Defamation requires proof of a defamatory communication, that is one which tends to injure reputation or to diminish esteem, respect, good will, or confidence in the plaintiff, or to excite derogatory feelings or opinions about the plaintiff. To impose liability, a false statement of fact is required.

On appeal, the court reviewed the record in detail but found no evidence of any false statement of fact by any school district official or employee that was communicated to a third person. Rueth argued that such a communication could be inferred by defamatory information contained in an email from the BNI principal. The Court of Appeals was not persuaded, finding that any such inference was speculative. “The failure of an inference may occur as a matter of law when the intended inference can rest on no more than speculation or conjecture.”

We agree with Rueth that the email from [the BNI Principal] includes statements that could be construed by a jury as defamatory. Nevertheless, the District argues that “the record is devoid of any evidence whatsoever that anyone affiliated with the District ever even made a statement to the effect that … Rueth was on ‘planned action,’ let alone published such a statement to third parties.” [I]n order to prove a claim of defamation, “the plaintiff must show that the defamatory matter was ‘published,’ that is, communicated to a third person or persons.” We agree with the District.

We must first note that, although we “indulge every reasonable presumption in favor of the legality of [a jury] verdict,” we will overturn the verdict “if it is legally or logically inconsistent, contradictory, or repugnant.” Here, we are unable to identify any evidence from which it could be inferred that the District published any information to the BNI Hiring Committee that Rueth was on a “planned action” and failed to fulfill the administration’s requirements.

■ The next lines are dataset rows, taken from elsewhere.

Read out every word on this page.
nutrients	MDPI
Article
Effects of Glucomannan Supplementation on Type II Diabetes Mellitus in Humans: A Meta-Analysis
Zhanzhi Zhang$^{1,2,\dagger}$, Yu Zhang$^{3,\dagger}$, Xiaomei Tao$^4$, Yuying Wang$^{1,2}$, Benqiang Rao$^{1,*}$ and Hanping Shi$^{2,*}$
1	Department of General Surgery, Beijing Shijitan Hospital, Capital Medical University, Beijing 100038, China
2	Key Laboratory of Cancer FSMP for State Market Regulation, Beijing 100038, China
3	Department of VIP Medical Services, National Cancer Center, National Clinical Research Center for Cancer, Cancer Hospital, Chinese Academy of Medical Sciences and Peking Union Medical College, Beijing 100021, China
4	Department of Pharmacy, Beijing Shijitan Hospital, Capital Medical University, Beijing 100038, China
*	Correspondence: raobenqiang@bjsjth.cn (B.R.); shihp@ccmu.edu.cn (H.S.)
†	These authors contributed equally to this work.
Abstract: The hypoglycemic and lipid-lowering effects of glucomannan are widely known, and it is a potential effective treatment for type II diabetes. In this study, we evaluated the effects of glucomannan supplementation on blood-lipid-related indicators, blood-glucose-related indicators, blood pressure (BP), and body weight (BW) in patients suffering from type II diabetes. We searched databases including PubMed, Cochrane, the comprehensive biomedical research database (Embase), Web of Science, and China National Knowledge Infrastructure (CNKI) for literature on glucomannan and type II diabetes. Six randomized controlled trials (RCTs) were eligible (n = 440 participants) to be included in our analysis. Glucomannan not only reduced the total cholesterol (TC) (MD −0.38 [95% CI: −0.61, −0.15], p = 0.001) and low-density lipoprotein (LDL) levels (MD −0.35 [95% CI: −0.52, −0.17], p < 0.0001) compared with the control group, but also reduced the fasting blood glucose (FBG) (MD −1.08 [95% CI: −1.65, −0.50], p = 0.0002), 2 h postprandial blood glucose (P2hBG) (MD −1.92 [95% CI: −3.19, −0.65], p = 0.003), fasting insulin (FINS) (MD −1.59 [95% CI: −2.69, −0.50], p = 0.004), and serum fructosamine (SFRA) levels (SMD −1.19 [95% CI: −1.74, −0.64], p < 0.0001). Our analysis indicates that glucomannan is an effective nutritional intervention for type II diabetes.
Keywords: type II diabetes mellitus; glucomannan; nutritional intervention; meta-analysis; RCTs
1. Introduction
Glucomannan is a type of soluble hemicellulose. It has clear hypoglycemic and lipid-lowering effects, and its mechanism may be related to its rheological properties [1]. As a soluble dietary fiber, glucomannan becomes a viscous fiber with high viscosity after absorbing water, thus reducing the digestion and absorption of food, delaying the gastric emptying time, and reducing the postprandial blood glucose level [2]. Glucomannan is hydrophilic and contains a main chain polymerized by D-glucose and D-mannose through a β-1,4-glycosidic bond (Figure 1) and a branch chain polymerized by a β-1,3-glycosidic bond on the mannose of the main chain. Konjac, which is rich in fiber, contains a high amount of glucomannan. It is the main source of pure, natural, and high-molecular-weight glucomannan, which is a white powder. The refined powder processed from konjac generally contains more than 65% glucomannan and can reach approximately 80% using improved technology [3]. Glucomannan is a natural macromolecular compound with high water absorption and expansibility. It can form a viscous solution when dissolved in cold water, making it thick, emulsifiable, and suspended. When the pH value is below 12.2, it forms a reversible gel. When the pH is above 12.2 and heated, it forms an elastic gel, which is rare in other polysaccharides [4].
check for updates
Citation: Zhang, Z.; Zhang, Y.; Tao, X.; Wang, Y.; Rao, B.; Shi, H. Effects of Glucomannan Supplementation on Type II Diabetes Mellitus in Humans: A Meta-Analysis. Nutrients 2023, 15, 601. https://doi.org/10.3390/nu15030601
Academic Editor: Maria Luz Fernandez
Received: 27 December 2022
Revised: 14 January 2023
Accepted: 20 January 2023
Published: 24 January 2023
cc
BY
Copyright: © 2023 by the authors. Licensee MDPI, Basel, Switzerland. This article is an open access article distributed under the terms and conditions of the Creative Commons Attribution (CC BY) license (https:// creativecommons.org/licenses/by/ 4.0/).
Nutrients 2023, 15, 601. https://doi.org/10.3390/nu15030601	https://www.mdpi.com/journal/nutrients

Blacklisting is a statutory cause of action (IC 22-5-3-2) that allows a discharged employee to sue when a former employer takes action to prevent that employee from obtaining employment with another person or company. The Court of Appeals found that Rueth did not qualify as a “discharged employee” when the school district chose not to rehire him after his last one-year contract expired. “The fact that his contract was not renewed is not tantamount to a discharge” and precludes a verdict for blacklisting.

Lessons

  1. An inference based on speculation is insufficient to support a verdict for defamation.
  2. Only a discharged employee may sue for blacklisting.